Mas fotografias não permitem saber se Kim efetivamente tem os escudos térmicos e sistemas de amortecimento que permitem uma ogiva sair da atmosfera e reentrar violentamente antes de atingir seu alvo.

A pressão, o calor e a trepidação são enormes, podendo não só destruir a bomba, mas tirá-la de seu curso. Especialistas em armamentos nucleares são cautelosos, mas muitos dizem que a velocidade do desenvolvimento do programa nuclear e de mísseis norte-coreano talvez tenha ultrapassado suas previsões.

Seja como for, é uma detonação até seis vezes maior do que mais forte já feita pela ditadura de Kim até aqui, em setembro do ano passado. A mensagem é inequívoca: o Ocidente e seus aliados podem voar quantas missões de simulação de bombardeio e Trump pode esbravejar à vontade, mas nós chegamos a um ponto no qual os senhores terão de sentar à mesa conosco e nos reconhecer como uma potência nuclear.

Essa é a avaliação que o senso comum em relações internacionais permite. Pressupõe que Kim esteja seguro de suas novas capacidades ou blefando de forma a não ter sua mão de cartas desafiada pelo adversário.

Também parte da ideia de que a ditadura não é suicida e age racionalmente, como de fato toda sua trajetória até aqui sugere, apesar do fanatismo e das fotografias amalucadas do líder aos pulinhos com seus generais depois de disparar algum míssil ameaçando os vizinhos.

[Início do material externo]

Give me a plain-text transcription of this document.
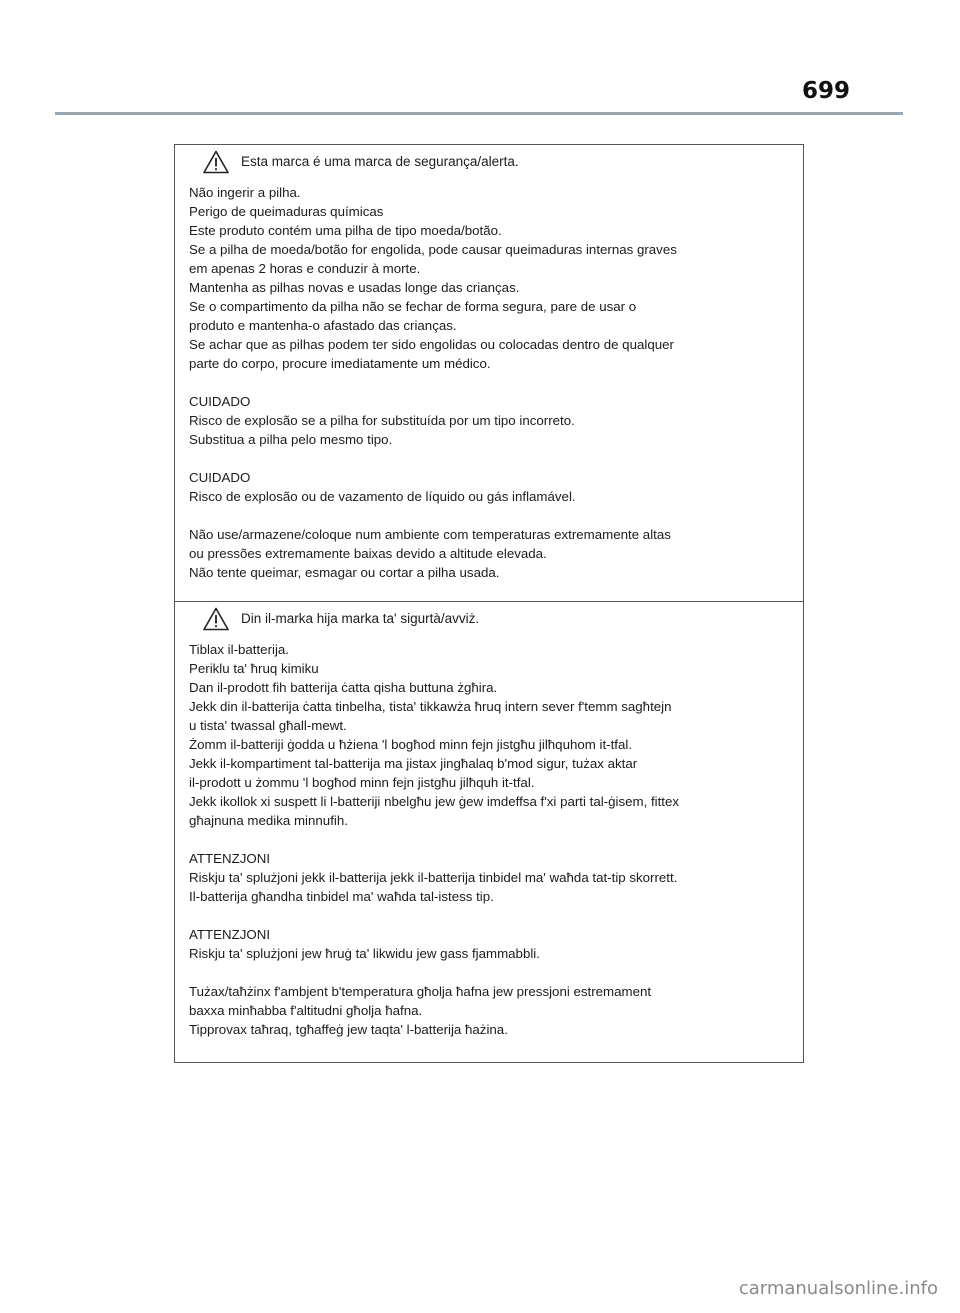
699
Esta marca é uma marca de segurança/alerta.

Não ingerir a pilha.
Perigo de queimaduras químicas
Este produto contém uma pilha de tipo moeda/botão.
Se a pilha de moeda/botão for engolida, pode causar queimaduras internas graves
em apenas 2 horas e conduzir à morte.
Mantenha as pilhas novas e usadas longe das crianças.
Se o compartimento da pilha não se fechar de forma segura, pare de usar o
produto e mantenha-o afastado das crianças.
Se achar que as pilhas podem ter sido engolidas ou colocadas dentro de qualquer
parte do corpo, procure imediatamente um médico.

CUIDADO
Risco de explosão se a pilha for substituída por um tipo incorreto.
Substitua a pilha pelo mesmo tipo.

CUIDADO
Risco de explosão ou de vazamento de líquido ou gás inflamável.

Não use/armazene/coloque num ambiente com temperaturas extremamente altas
ou pressões extremamente baixas devido a altitude elevada.
Não tente queimar, esmagar ou cortar a pilha usada.

Din il-marka hija marka ta' sigurtà/avviż.

Tiblax il-batterija.
Periklu ta' ħruq kimiku
Dan il-prodott fih batterija ċatta qisha buttuna żgħira.
Jekk din il-batterija ċatta tinbelha, tista' tikkawża ħruq intern sever f'temm sagħtejn
u tista' twassal għall-mewt.
Żomm il-batteriji ġodda u ħżiena 'l bogħod minn fejn jistgħu jilħquhom it-tfal.
Jekk il-kompartiment tal-batterija ma jistax jingħalaq b'mod sigur, tużax aktar
il-prodott u żommu 'l bogħod minn fejn jistgħu jilħquh it-tfal.
Jekk ikollok xi suspett li l-batteriji nbelgħu jew ġew imdeffsa f'xi parti tal-ġisem, fittex
għajnuna medika minnufih.

ATTENZJONI
Riskju ta' splużjoni jekk il-batterija jekk il-batterija tinbidel ma' waħda tat-tip skorrett.
Il-batterija għandha tinbidel ma' waħda tal-istess tip.

ATTENZJONI
Riskju ta' splużjoni jew ħruġ ta' likwidu jew gass fjammabbli.

Tużax/taħżinx f'ambjent b'temperatura għolja ħafna jew pressjoni estremament
baxxa minħabba f'altitudni għolja ħafna.
Tipprovax taħraq, tgħaffeġ jew taqta' l-batterija ħażina.

carmanualsonline.info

A análise também supõe racionalidade do lado de Trump, o rei da bravata virtual, mas que ainda tem uma grande estrutura com freios e contrapesos institucionais à sua volta para evitar algum movimento muito voluntarioso.

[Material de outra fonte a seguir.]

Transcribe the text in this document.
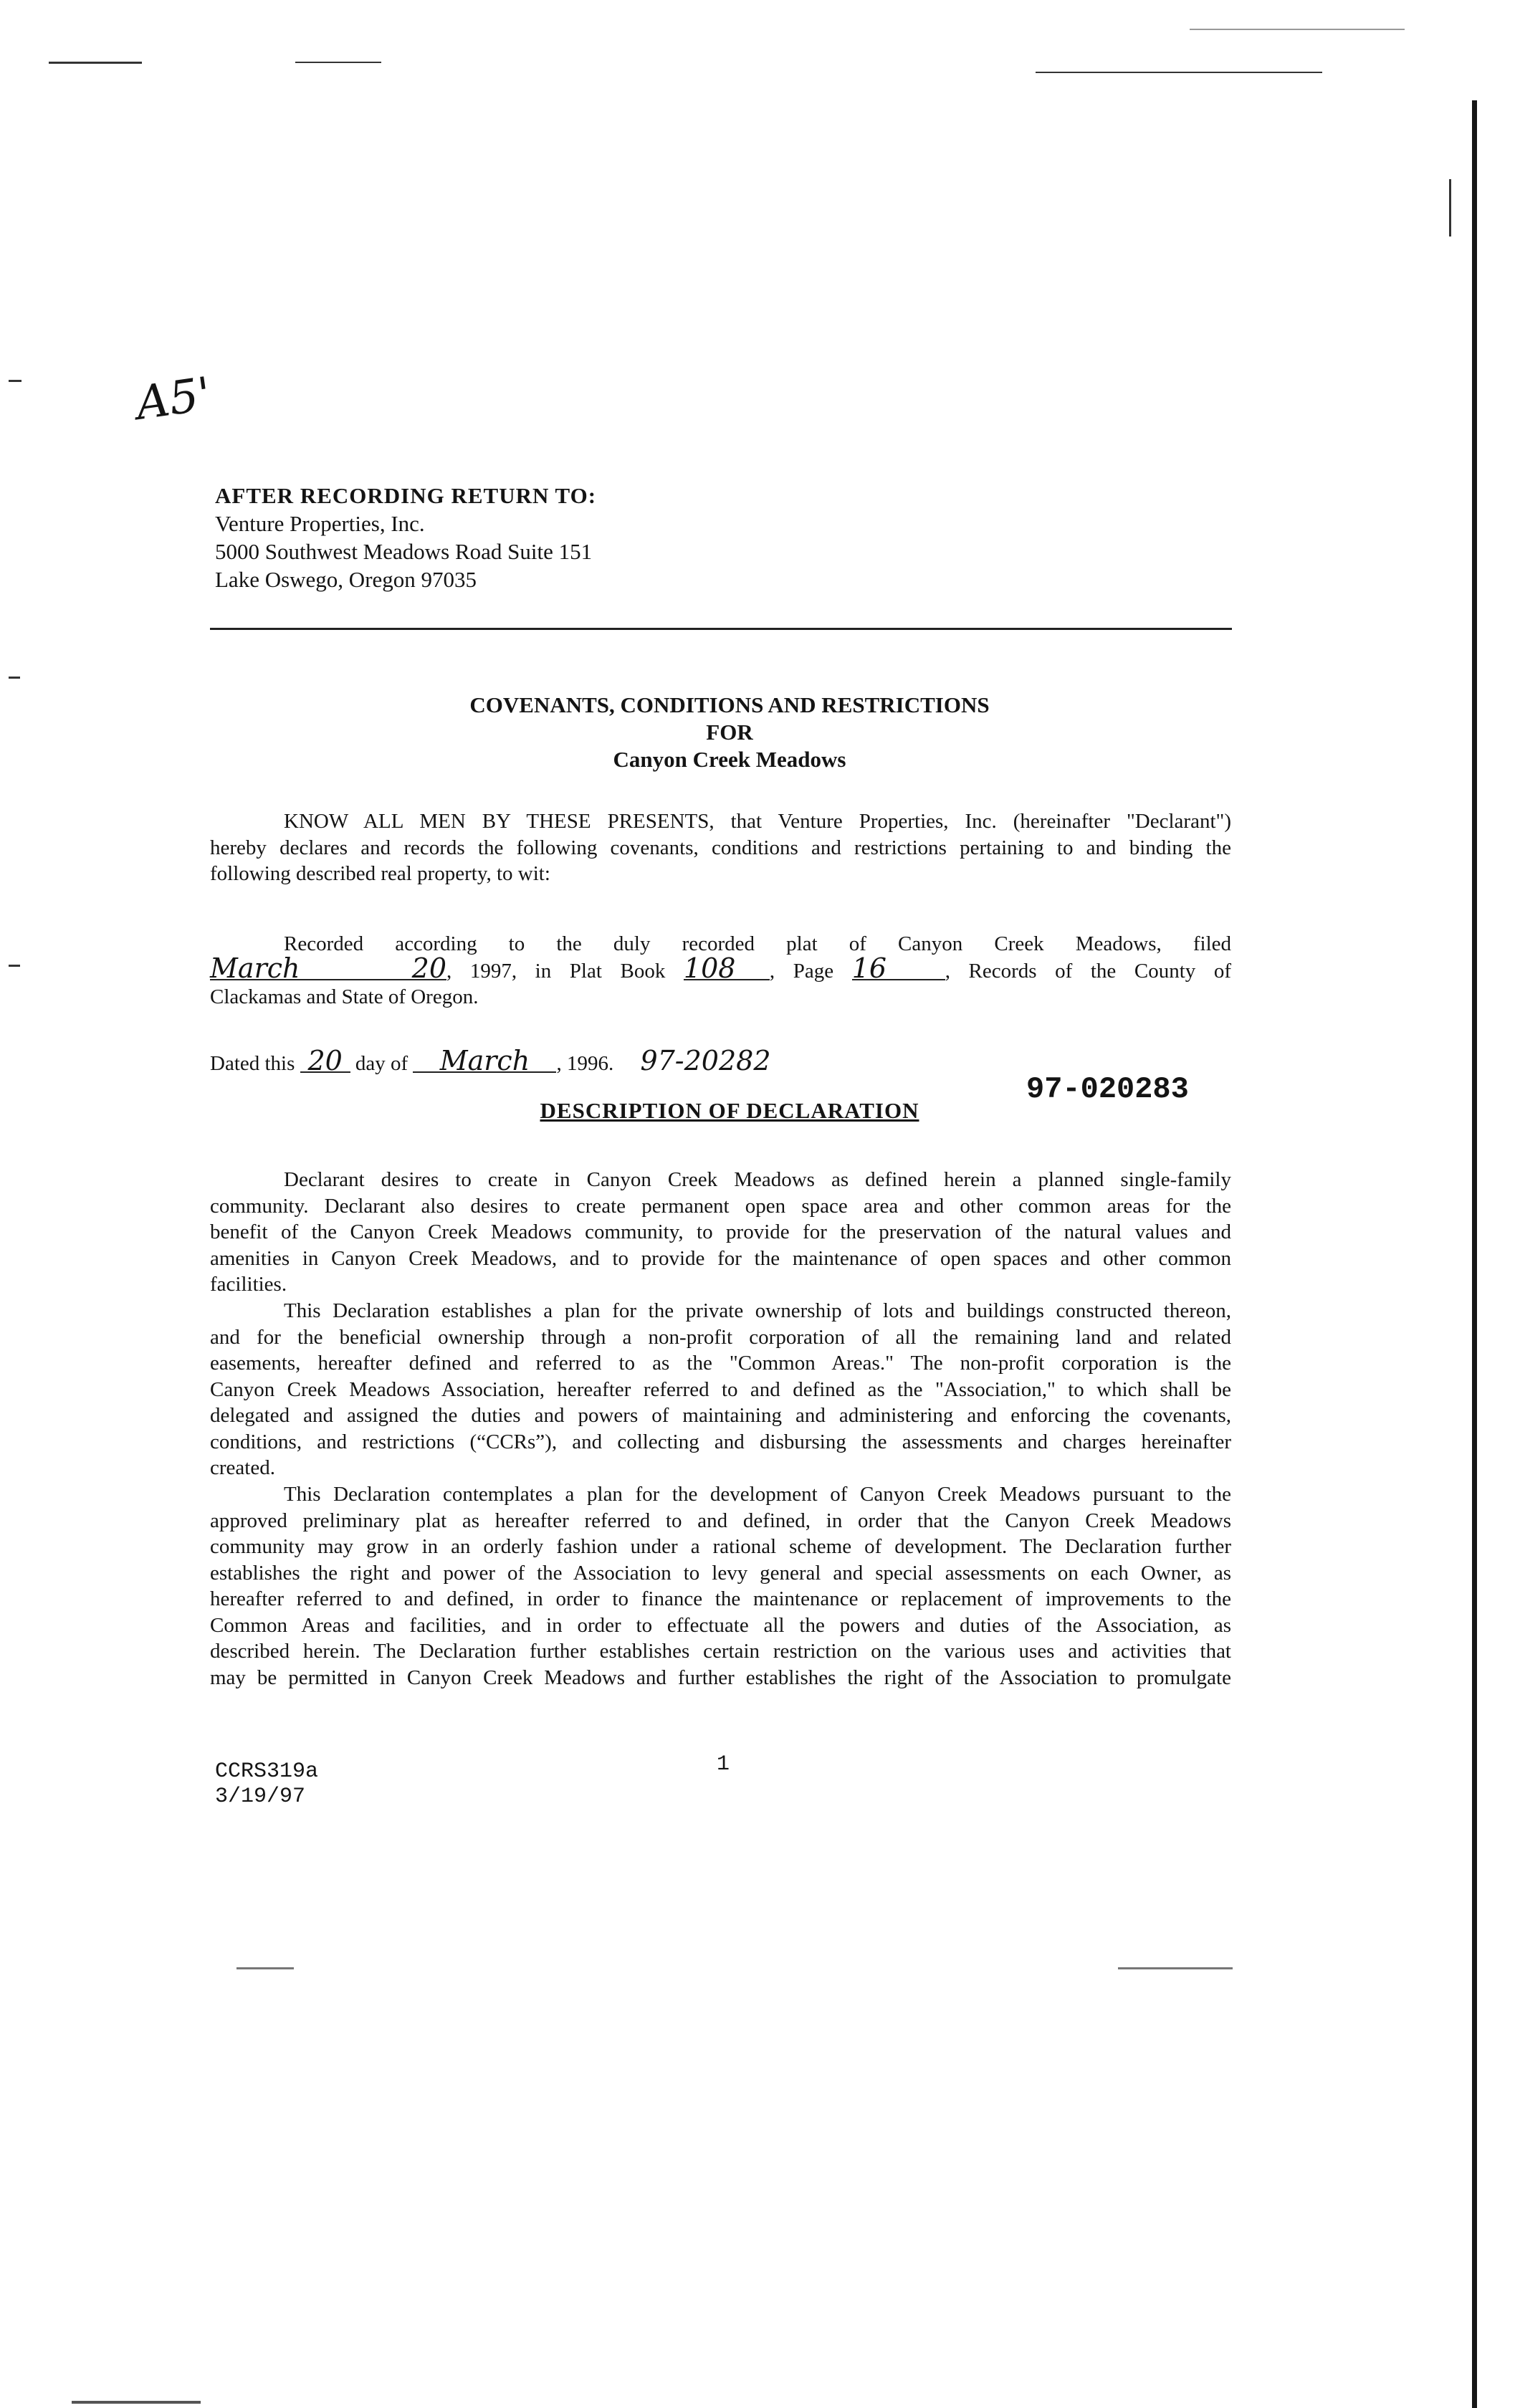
A5'
AFTER RECORDING RETURN TO:
Venture Properties, Inc.
5000 Southwest Meadows Road Suite 151
Lake Oswego, Oregon 97035
COVENANTS, CONDITIONS AND RESTRICTIONS
FOR
Canyon Creek Meadows
KNOW ALL MEN BY THESE PRESENTS, that Venture Properties, Inc. (hereinafter "Declarant")
hereby declares and records the following covenants, conditions and restrictions pertaining to and binding the
following described real property, to wit:
Recorded according to the duly recorded plat of Canyon Creek Meadows, filed
March 20, 1997, in Plat Book 108 , Page 16	, Records of the County of
Clackamas and State of Oregon.
Dated this 20 day of March , 1996. 97-20282
97-020283
DESCRIPTION OF DECLARATION
Declarant desires to create in Canyon Creek Meadows as defined herein a planned single-family
community. Declarant also desires to create permanent open space area and other common areas for the
benefit of the Canyon Creek Meadows community, to provide for the preservation of the natural values and
amenities in Canyon Creek Meadows, and to provide for the maintenance of open spaces and other common
facilities.
This Declaration establishes a plan for the private ownership of lots and buildings constructed thereon,
and for the beneficial ownership through a non-profit corporation of all the remaining land and related
easements, hereafter defined and referred to as the "Common Areas." The non-profit corporation is the
Canyon Creek Meadows Association, hereafter referred to and defined as the "Association," to which shall be
delegated and assigned the duties and powers of maintaining and administering and enforcing the covenants,
conditions, and restrictions (“CCRs”), and collecting and disbursing the assessments and charges hereinafter
created.
This Declaration contemplates a plan for the development of Canyon Creek Meadows pursuant to the
approved preliminary plat as hereafter referred to and defined, in order that the Canyon Creek Meadows
community may grow in an orderly fashion under a rational scheme of development. The Declaration further
establishes the right and power of the Association to levy general and special assessments on each Owner, as
hereafter referred to and defined, in order to finance the maintenance or replacement of improvements to the
Common Areas and facilities, and in order to effectuate all the powers and duties of the Association, as
described herein. The Declaration further establishes certain restriction on the various uses and activities that
may be permitted in Canyon Creek Meadows and further establishes the right of the Association to promulgate
CCRS319a
3/19/97
1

Assim, Kim colocou Trump contra a parede novamente. A retórica do "fogo e fúria" do americano, as sanções anunciadas (se serão cumpridas, isso é outra história) pela aliada China, toda a movimentação militar da Coreia do Sul e do Japão, nada disso deteve Pyongyang de dobrar a aposta ao longo de 2017. Foram 16 testes de mísseis, incluindo 2 que podem atingir os EUA em tese, ameaças diretas ao território japonês e, agora, sua sexta detonação atômica.

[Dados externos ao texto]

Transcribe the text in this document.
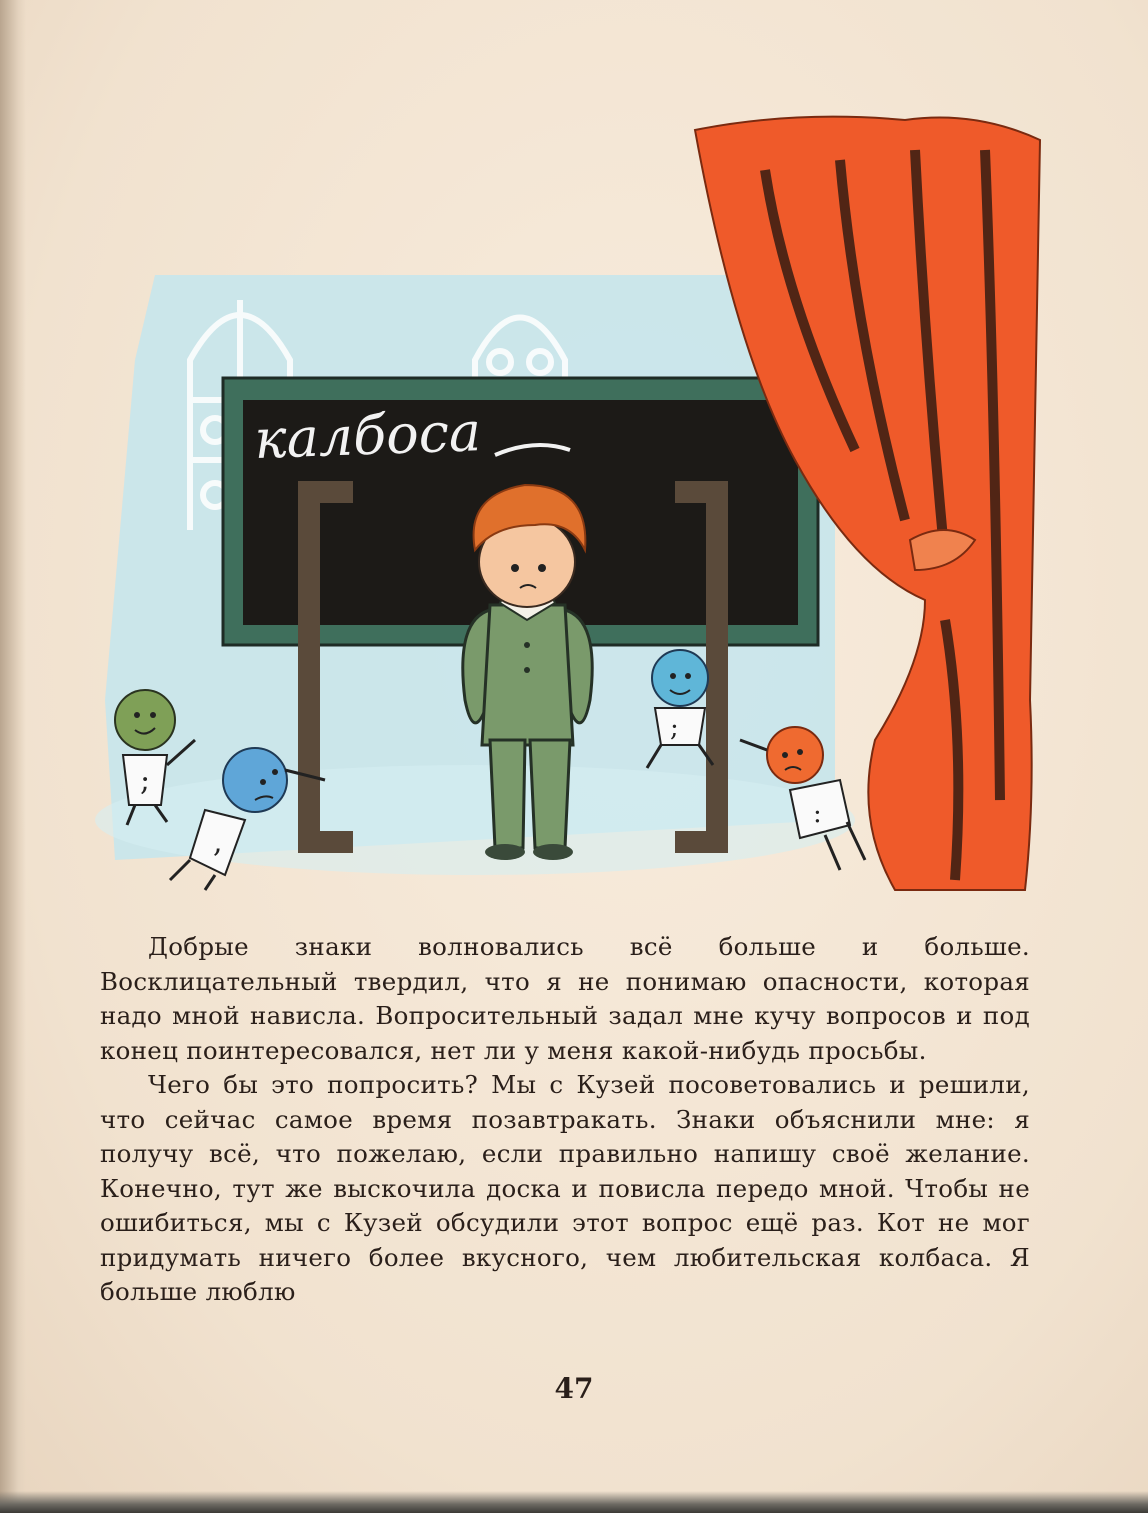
калбоса
;
,
;
:

Добрые знаки волновались всё больше и больше. Восклицательный твердил, что я не понимаю опасности, которая надо мной нависла. Вопросительный задал мне кучу вопросов и под конец поинтересовался, нет ли у меня какой-нибудь просьбы.

Чего бы это попросить? Мы с Кузей посоветовались и решили, что сейчас самое время позавтракать. Знаки объяснили мне: я получу всё, что пожелаю, если правильно напишу своё желание. Конечно, тут же выскочила доска и повисла передо мной. Чтобы не ошибиться, мы с Кузей обсудили этот вопрос ещё раз. Кот не мог придумать ничего более вкусного, чем любительская колбаса. Я больше люблю

47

As condições objetivas para a escalada do conflito, irresoluto na península coreana desde 1953, estão colocadas. Todas as "linhas vermelhas" anunciadas foram ultrapassadas, restando agora saber se a sabedoria convencional irá prevalecer e Kim poderá cantar mais uma vitória ou Trump sairá do Twitter para a vida real. Neste caso, como é sabido, não há final feliz também, dada a falta de opções militares de baixo impacto.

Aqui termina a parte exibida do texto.